Japan dock washes up on US coast

Harley Davidson motorcycles, footballs and other debris have all washed up on the US coast after being swept out to sea during the March 11th tsunami in Japan last year, but now the most unusual item of all has turned up on the other side of the Pacific.

A huge 20m-long piece of dock has turned up on the shore of Oregon, after floating some 5,000 miles across the ocean.

Four of the docks, which are roughly the size of a train carriage, were ripped from their fishing port home in Misawa, Japan, during the tsunami in 2011.

Two of them have not been seen since and one washed ashore on an island nearby, but the fourth has just completed its remarkable journey to the US – despite weighing a staggering 165 tonnes.

However, scientists are concerned that the huge concrete, iron and tyre structure could cause significant ecological damage because of the organisms it has brought with it.
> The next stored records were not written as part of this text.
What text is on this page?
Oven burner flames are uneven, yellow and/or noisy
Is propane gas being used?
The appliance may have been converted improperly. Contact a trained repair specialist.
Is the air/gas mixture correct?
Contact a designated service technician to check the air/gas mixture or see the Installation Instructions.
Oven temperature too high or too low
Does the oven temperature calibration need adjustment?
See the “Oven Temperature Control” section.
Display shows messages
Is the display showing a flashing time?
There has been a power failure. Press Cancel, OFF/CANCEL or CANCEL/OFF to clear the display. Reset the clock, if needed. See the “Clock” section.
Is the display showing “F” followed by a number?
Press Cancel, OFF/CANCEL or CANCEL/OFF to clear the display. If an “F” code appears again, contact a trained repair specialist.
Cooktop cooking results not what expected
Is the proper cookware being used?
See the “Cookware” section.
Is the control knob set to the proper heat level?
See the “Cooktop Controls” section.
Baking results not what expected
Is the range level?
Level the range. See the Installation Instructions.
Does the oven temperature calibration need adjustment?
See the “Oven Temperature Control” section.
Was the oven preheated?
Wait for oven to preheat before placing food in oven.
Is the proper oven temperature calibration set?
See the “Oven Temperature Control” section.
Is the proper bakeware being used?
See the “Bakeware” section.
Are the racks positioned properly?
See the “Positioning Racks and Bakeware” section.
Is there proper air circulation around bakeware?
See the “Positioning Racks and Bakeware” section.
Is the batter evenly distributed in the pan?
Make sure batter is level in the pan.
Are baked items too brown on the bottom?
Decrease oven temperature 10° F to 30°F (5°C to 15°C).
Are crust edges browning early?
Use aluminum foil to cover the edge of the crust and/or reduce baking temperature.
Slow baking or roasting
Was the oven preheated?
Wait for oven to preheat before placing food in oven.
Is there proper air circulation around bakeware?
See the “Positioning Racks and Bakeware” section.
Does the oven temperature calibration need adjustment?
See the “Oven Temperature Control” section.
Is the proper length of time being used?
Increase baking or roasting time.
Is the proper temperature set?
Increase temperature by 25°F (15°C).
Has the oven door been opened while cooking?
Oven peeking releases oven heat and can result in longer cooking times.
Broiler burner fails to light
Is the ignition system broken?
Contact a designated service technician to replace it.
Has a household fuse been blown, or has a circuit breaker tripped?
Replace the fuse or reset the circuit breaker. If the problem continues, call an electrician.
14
Micro organisms, algae, crabs and even a starfish all made the journey across the Pacific Ocean riding on the back of the dock, and there are worries that they could disrupt the delicately balanced marine eco-system if they begin to breed and spread.

Oregon State University research scientist John Chapman believes that the new marine life that has entered US waters poses a "very clear threat".

"It's exactly like saying you threw a bowling ball into a China shop," he said.

"It's going to break something. But will it be valuable or cheap glass. It's incredibly difficult to predict what will happen next."

Unsurprisingly, the arrival of such a huge chunk of debris from Japan has caused quite a stir, and locals have been flocking to the beach to see it.

Meanwhile, police have been stationed at the site to prevent people climbing on the port as authorities decide what to do with it.

"If this crossed the Pacific Ocean and it's this big, that means that just about anything of our worst nightmares could cross the Pacific Ocean," local resident Kirk Tite told the BBC. "We're kind of frightened of what's to come".